Liver Spleen Abdomen
AbdomenPrint 0.61 0.60 0.62
MSPNet 0.69 0.61 0.74
Table 1: Area under the curve values for the diabetes classification experiment.

3.2 Visualization of the Shape Feature Spaces

One of the main advantages of using representations that are trained in an end-to-end fashion for classification is that the obtained shape representation is specifically optimized for a particular task. In the case of MSPNet, we expect the shape descriptors to lie on a space where shapes of organs of healthy patients are clustered close to each other and separated to the shapes of organs of patients diagnosed with diabetes. To have a better understanding of the properties of these learned representations, we visualize 2D projections of the shape descriptors by embedding them into a two dimensional space using t-Distributed Stochastic Neighbor Embedding (t-SNE) [tsne]. These embeddings can be observed in figure 4, where we present embeddings on the 2D space for the liver using both AbdomenPrint and MSPNet. In this figure we can observe that the feature space obtained using MSPNet leads to clusters which group together either healthy subjects or individuals diagnosed with pre-diabetes or diabetes. This can be explained by the fact that the shape descriptors of MSPNet are specifically optimized for the separation between these two classes as opposed to AbdomenPrint, which uses standard descriptors that are not targeted to a specific task.

4 Conclusions

We have proposed the use of a deep learning based representation for the morphological analysis of abdominal organs, and we have applied this representation for the task of diabetes classifications. Our results show that the use of learning representations based on deep networks have the potential to uncover shape deformations correlated to disease, and potentially to other factors. Compared to other methods, which rely on engineered features, the shape descriptors learned by MSPNet are optimized for the task of diabetes classification and are based on a simple point cloud representation without the need of calculating meshes or finding points correspondences between subjects.

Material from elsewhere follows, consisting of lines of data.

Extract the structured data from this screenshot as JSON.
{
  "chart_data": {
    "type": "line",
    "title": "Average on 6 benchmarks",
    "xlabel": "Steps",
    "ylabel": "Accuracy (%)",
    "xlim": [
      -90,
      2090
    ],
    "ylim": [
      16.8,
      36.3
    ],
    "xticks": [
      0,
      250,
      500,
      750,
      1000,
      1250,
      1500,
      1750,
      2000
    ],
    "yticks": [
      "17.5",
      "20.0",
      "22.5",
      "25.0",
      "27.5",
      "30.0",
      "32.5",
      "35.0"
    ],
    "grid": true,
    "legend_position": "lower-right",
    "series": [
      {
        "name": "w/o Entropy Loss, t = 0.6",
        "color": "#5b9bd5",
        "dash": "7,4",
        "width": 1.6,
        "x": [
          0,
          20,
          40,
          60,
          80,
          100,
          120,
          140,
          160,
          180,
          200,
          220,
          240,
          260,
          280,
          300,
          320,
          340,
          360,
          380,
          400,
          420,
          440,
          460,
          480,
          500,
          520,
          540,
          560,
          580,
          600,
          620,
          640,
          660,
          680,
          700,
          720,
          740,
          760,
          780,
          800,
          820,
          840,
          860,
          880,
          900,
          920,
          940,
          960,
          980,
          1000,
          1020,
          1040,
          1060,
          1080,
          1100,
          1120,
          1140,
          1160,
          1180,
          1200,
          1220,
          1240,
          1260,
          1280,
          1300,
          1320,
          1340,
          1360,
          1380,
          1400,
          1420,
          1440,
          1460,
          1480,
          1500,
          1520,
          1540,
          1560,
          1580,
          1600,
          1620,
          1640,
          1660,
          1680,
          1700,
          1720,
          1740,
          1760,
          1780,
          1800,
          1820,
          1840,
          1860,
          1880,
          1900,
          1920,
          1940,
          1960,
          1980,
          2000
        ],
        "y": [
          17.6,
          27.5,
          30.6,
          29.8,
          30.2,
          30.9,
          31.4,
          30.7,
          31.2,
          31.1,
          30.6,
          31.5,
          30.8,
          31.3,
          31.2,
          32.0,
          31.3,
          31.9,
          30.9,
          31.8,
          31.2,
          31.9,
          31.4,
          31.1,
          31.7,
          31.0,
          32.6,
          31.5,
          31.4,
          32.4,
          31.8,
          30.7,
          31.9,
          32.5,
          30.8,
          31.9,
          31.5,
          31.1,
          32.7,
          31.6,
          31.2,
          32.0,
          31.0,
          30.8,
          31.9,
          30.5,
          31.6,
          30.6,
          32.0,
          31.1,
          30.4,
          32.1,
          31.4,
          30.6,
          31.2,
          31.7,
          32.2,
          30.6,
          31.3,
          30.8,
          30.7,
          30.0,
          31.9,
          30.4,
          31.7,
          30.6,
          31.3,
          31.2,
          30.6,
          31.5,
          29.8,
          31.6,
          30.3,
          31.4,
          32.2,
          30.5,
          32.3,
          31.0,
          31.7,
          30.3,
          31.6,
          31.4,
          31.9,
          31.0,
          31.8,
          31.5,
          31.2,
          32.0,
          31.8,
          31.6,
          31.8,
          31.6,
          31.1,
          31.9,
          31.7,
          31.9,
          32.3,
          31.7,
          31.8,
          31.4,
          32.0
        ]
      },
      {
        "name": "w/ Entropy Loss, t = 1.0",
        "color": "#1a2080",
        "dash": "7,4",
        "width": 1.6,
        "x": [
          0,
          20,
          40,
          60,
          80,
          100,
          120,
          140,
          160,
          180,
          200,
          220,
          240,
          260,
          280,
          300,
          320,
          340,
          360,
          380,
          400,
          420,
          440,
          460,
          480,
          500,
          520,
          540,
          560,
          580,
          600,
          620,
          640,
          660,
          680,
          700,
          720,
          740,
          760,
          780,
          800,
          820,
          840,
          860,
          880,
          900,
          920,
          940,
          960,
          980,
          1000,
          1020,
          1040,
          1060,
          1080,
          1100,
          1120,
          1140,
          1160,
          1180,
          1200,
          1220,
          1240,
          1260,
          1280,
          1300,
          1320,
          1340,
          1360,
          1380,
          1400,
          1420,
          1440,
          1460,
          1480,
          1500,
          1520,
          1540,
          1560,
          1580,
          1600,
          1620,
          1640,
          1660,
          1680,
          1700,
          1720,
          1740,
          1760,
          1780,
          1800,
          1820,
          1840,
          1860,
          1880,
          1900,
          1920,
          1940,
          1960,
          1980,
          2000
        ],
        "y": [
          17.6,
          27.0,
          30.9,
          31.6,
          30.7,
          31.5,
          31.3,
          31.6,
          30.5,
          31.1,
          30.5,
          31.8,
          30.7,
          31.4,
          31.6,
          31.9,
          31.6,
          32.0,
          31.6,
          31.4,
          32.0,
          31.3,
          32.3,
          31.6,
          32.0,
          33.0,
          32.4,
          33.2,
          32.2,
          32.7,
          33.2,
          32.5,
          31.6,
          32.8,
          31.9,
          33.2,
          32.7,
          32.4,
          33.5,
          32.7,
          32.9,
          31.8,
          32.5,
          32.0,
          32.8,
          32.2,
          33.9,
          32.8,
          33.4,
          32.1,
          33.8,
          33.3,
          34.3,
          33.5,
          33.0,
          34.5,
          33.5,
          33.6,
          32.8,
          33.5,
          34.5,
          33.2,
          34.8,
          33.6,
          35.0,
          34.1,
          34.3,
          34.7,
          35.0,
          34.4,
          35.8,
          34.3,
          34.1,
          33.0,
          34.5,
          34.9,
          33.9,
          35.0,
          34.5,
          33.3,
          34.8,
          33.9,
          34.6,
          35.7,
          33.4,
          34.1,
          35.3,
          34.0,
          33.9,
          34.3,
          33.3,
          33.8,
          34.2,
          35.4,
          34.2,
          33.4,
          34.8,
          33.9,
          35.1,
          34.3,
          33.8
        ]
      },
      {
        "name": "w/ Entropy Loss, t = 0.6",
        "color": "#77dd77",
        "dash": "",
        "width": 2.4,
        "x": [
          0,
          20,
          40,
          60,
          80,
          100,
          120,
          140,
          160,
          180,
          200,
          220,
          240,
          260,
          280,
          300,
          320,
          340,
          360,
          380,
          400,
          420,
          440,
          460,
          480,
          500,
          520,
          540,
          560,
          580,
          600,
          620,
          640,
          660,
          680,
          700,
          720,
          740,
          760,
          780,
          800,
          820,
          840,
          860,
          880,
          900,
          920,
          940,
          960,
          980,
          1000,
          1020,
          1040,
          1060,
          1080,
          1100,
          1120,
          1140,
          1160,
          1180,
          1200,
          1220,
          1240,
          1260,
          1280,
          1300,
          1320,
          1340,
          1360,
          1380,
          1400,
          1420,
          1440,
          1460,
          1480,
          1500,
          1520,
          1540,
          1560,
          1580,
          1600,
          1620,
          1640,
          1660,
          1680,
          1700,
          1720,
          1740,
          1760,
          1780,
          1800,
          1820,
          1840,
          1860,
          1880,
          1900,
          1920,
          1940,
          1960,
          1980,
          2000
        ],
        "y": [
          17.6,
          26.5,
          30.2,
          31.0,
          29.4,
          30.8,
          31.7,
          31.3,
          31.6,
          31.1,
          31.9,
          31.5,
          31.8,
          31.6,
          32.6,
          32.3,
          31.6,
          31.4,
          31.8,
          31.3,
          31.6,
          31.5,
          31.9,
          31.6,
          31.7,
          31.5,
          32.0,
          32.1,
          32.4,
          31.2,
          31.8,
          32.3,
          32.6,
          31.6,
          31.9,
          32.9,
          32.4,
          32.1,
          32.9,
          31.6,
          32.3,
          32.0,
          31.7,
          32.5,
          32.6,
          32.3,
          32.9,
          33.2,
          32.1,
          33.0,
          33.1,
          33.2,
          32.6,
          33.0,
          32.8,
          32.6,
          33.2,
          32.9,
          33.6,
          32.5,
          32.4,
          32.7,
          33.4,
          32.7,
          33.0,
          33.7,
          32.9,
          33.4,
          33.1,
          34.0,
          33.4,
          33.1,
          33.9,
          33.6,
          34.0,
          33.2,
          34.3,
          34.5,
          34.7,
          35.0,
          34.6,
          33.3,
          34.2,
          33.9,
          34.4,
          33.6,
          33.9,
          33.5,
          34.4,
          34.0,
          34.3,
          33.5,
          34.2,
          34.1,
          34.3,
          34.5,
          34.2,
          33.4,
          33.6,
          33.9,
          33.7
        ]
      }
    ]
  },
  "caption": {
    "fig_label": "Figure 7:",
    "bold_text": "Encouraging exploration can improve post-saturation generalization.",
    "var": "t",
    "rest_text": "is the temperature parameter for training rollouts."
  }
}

Figure 4: Embedding of the shape descriptors into a 2D space using t-SNE . Each point corresponds to a different subject. The color coding on the left corresponds to the real diagnosis for each subject and the coding in the middle to the label assigned by the classifier. Liver shapes on the right column are shown according to their location in the t-SNE space (the color of the surfaces of the livers is just used for visualization purposes and is not related to the labels).

4.1 Acknowledgments.

This work was supported in part by DFG, SAP SE and the Bavarian State Ministry of Education, Science and the Arts in the framework of the Centre Digitalisation.Bavaria (ZD.B).